If felt a sense of duty to both people. In the case of April (whom I work for) I felt a sense of professional duty and also a necessity to support a Doula sister however I did not want to begin my relationship with Kathy cancelling our dinner. In the end I chose to stick to my original commitment rationalising that I cannot change my life/plans at the drop of a hat every time someone needs me at the last minute-this is not a pattern I want to get into nor is it fair. I think if I am going to stick to my commitments there cannot be too much room for change because I prefer one option over the other hence to avoid this I have made a strong intention to remain committed once I have accepted or agreed to an offer.

However I was left with a quandary: did I make the right decision yesterday?

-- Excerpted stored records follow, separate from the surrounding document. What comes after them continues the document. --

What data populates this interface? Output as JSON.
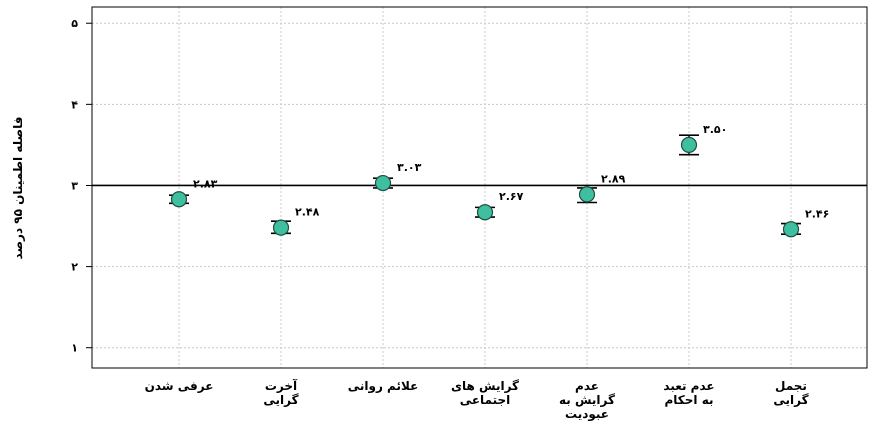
{
  "chart_data": {
    "type": "scatter",
    "ylabel": "فاصله اطمینان ۹۵ درصد",
    "ylim": [
      0.75,
      5.2
    ],
    "yticks": [
      1,
      2,
      3,
      4,
      5
    ],
    "ytick_labels": [
      "۱",
      "۲",
      "۳",
      "۴",
      "۵"
    ],
    "reference_line": 3,
    "grid": true,
    "categories": [
      [
        "عرفی شدن"
      ],
      [
        "آخرت",
        "گرایی"
      ],
      [
        "علائم روانی"
      ],
      [
        "گرایش های",
        "اجتماعی"
      ],
      [
        "عدم",
        "گرایش به",
        "عبودیت"
      ],
      [
        "عدم تعبد",
        "به احکام"
      ],
      [
        "تجمل",
        "گرایی"
      ]
    ],
    "values": [
      2.83,
      2.48,
      3.03,
      2.67,
      2.89,
      3.5,
      2.46
    ],
    "value_labels": [
      "۲.۸۳",
      "۲.۴۸",
      "۳.۰۳",
      "۲.۶۷",
      "۲.۸۹",
      "۳.۵۰",
      "۲.۴۶"
    ],
    "ci_low": [
      2.78,
      2.41,
      2.97,
      2.61,
      2.79,
      3.38,
      2.4
    ],
    "ci_high": [
      2.88,
      2.56,
      3.09,
      2.73,
      2.97,
      3.62,
      2.53
    ],
    "colors": {
      "point": "#3fbf9f",
      "point_stroke": "#1f4f42",
      "grid": "#c8c8c8",
      "axis": "#000000"
    }
  }
}
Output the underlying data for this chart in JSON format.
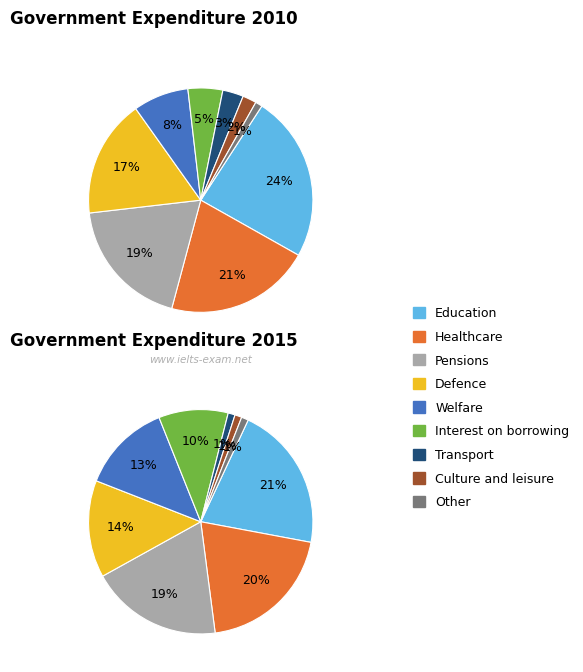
{
  "title1": "Government Expenditure 2010",
  "title2": "Government Expenditure 2015",
  "categories": [
    "Education",
    "Healthcare",
    "Pensions",
    "Defence",
    "Welfare",
    "Interest on borrowing",
    "Transport",
    "Culture and leisure",
    "Other"
  ],
  "colors": [
    "#5bb8e8",
    "#e87030",
    "#a8a8a8",
    "#f0c020",
    "#4472c4",
    "#70b840",
    "#1f4e79",
    "#a0522d",
    "#7a7a7a"
  ],
  "values_2010": [
    24,
    21,
    19,
    17,
    8,
    5,
    3,
    2,
    1
  ],
  "values_2015": [
    21,
    20,
    19,
    14,
    13,
    10,
    1,
    1,
    1
  ],
  "watermark": "www.ielts-exam.net",
  "startangle_2010": 57,
  "startangle_2015": 65
}
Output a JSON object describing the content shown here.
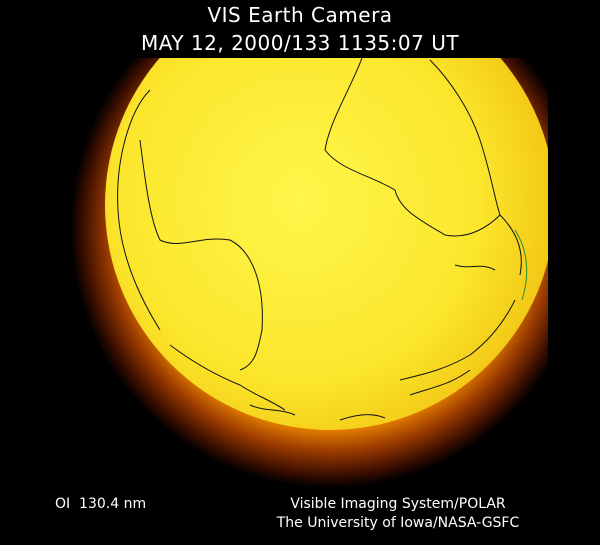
{
  "header": {
    "title": "VIS Earth Camera",
    "subtitle": "MAY 12, 2000/133 1135:07 UT"
  },
  "footer": {
    "filter": "OI  130.4 nm",
    "credit_line1": "Visible Imaging System/POLAR",
    "credit_line2": "The University of Iowa/NASA-GSFC"
  }
}
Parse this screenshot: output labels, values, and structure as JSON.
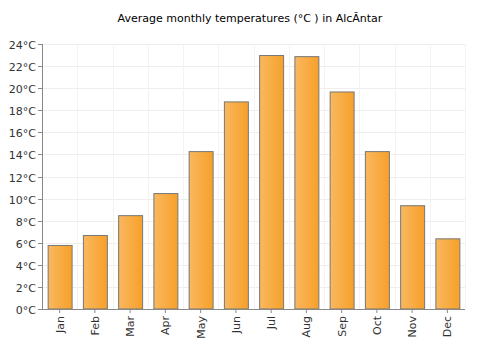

Technically I know Kathy would have understood and I could have supported a Doula sister who didn’t have anyone else’s help-she was really stranded and I was given an opportunity to prove myself and shine where I have been asking to. It was really a one time opportunity to go the distance for someone in need. I think I made a mistake! That said because I was at work until 18h yesterday I would not have arrived until after 19h30-a bit late.